To be, or not to be, that is the question. Could Yingluck Shinawatra survive in the political arena without the backing of her brother and his minions and the hordes of red-shirt agitators? Probably not. She'd just be another pretty face.
'Thaksinlandia' on way
In an interview with Forbes magazine (Oct 29), Thaksin is quoted as saying that amending the constitution is necessary for the Pheu Thai Party to solidify its hold on power.
It is my impression that constitutions are usually amended to correct some injustice such as abolishing slavery and giving the right to women to vote as was done in the US, and not to help some political party. It appears to me that what Thaksin has in mind is trying to establish some kind of one-party rule or dictatorship.
Once again it appears to me that Thaksin continues to dream of turning Thailand into some kind of ''Thaksinlandia'' where only what he wants matters.
NOT A FAN
Kongkiat offers clarity
Referring to ''Kongkiat misquoted'', (Postbag, Oct 31), I never thought that Kongkiat Opaswongkarn was an irresponsible critic like many others when I read the article, ''Government criticised for 'dangerous' policies'', (Business, Oct 29). But I'm so glad that after a long period of silence he has offered his points of view and subsequent clarifications.

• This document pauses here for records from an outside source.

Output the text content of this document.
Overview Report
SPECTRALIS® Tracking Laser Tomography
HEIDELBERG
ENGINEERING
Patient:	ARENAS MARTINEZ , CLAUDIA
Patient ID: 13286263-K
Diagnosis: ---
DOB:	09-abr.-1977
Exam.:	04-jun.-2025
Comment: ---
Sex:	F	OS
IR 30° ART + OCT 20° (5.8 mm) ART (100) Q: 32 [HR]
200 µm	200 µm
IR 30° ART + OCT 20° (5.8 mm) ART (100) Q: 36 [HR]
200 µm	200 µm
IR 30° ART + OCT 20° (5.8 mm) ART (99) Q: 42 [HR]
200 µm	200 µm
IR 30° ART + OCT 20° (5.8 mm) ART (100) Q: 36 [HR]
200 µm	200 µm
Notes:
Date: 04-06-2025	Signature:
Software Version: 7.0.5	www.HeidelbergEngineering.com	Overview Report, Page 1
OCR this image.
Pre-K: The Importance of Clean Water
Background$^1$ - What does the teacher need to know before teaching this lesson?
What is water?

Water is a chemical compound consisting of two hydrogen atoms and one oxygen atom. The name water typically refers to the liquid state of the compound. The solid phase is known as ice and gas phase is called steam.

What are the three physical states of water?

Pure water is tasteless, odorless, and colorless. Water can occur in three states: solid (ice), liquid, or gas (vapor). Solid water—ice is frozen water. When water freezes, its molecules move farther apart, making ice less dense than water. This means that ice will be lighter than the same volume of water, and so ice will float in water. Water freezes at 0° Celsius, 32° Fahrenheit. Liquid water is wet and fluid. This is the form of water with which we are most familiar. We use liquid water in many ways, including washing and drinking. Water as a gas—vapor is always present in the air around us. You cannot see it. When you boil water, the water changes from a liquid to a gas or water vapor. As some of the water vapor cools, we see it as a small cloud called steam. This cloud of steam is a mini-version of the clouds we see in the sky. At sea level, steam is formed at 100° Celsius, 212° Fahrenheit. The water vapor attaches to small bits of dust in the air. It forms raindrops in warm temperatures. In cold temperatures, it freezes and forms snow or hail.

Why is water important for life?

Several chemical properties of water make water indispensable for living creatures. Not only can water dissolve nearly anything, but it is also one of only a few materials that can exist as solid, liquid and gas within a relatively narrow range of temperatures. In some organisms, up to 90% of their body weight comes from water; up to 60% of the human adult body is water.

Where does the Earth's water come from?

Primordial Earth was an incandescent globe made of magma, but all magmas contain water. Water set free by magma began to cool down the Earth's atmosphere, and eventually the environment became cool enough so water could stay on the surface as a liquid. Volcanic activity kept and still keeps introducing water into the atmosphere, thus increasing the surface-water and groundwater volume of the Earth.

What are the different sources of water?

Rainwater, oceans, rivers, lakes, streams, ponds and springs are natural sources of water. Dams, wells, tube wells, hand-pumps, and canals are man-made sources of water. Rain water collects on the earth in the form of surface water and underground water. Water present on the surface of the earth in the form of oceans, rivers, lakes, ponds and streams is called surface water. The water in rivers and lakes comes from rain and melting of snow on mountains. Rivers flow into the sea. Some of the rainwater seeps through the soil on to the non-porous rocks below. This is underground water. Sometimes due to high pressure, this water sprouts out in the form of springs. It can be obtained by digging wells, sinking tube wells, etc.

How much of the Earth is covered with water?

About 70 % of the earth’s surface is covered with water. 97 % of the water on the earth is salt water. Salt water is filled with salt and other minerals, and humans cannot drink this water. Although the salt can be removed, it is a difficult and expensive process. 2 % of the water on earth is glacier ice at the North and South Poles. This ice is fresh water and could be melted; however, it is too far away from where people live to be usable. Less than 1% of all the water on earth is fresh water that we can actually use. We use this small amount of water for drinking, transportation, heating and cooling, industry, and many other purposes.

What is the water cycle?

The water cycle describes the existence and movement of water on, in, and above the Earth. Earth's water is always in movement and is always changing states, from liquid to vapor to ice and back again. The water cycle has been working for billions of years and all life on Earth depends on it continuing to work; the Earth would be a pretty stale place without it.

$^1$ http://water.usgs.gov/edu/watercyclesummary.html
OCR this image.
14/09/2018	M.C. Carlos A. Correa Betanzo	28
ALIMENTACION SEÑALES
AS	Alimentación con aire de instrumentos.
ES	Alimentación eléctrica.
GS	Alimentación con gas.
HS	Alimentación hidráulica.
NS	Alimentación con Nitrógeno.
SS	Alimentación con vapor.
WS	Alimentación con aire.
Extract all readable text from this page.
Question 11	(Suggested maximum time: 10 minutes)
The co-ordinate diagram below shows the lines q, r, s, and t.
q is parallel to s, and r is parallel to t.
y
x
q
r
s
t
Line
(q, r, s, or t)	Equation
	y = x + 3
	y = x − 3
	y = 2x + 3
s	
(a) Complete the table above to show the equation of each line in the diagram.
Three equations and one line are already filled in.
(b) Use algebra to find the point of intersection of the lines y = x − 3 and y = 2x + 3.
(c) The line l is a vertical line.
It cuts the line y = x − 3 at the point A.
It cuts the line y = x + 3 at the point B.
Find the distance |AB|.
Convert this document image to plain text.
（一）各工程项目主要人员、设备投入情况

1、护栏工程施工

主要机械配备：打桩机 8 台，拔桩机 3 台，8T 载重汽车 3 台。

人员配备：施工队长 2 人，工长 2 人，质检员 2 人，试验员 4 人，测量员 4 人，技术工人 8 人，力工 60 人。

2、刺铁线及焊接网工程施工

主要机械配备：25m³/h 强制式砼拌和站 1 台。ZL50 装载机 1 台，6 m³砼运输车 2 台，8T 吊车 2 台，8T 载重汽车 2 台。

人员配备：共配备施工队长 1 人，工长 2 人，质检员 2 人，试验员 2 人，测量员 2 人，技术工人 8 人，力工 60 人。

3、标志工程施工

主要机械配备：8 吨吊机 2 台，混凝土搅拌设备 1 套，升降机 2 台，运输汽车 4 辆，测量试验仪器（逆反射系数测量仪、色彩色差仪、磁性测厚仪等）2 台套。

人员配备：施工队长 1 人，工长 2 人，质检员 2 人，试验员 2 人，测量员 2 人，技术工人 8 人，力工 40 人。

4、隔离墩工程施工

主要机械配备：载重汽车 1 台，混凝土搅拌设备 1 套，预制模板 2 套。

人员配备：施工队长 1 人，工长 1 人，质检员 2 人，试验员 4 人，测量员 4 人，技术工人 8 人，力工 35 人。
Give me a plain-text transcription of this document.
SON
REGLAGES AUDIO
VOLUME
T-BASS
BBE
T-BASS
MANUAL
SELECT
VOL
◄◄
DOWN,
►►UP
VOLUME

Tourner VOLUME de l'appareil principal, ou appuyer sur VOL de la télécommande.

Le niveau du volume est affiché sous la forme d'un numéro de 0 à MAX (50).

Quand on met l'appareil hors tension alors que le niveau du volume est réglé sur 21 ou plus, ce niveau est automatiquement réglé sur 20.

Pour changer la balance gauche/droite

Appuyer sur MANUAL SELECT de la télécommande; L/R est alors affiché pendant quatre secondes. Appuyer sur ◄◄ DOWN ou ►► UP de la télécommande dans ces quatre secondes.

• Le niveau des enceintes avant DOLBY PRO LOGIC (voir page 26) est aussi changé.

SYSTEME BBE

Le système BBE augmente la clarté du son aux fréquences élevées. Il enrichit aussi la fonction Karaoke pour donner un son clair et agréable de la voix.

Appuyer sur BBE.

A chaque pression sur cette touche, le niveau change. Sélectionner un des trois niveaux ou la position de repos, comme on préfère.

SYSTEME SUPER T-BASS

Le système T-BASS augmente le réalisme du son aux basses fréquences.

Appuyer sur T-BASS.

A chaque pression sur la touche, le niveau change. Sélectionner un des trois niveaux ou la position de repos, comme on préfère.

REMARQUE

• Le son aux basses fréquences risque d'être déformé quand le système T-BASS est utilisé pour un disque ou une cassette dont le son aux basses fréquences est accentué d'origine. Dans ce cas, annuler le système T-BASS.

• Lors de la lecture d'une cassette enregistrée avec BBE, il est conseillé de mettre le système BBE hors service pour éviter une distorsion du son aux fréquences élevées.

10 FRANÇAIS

It was the words ''dangerous policies'' used by your reporter that were the concern.
It is too soon to call this government's populist policies dangerous. It could be if hyper-inflation hits us in 2013. At the moment, it does not look as if that will happen. However, these policies could also be another economic breakthrough for Thailand.
Futsal flooring fiasco
The unfolding fiasco in failing to complete construction of the Bangkok Futsal Arena in time for the upcoming Futsal World Cup (see front-page stories, BP, Oct 29 and 30) is testimony to yet another longer-running failure of Thailand.
I'm referring to the demise of the Thai forest and wood products sector, aptly revealed by the fact that the futsal arena construction engineers first tried to source wooden flooring from China and, when that failed, had to turn to Malaysia, Taiwan and Italy for the required wooden playing surface.
With some 37% of the country covered by forests, Thailand deserves some credit for protecting a significant area of forest, although many would argue much more could have been done over the years. But forest protection, Thailand-style, has come at a very heavy cost to the Thai forest products industry.
Following devastating floods and landslides in southern Thailand in 1988, incorrectly blamed on illegal logging, Thailand imposed a ban on all timber harvesting in natural forests. This has effectively eliminated all prospects for sustainable management of the country's forests for purposes of producing timber and other valuable forest products.
Ironically, the logging ban has done nothing to stem the far greater cause of forest destruction _ the clearing of trees for agricultural production and oil palm plantations, infrastructure development, and the occasional resort or villa encroaching on forest lands.
Thailand subsequently imports more than (US$2.3 billion) 65 billion baht worth of timber and forest products annually, largely from neighbouring countries. These are products that Thailand is fully capable of producing itself, in a responsible manner, should it adopt policies and practices of sustainable forest management.
A country with the rich traditions of woodcraft and teak management as Thailand possesses should be embarrassed that it needs to turn to its neighbours for a few square meters of wooden flooring for its showcase futsal arena.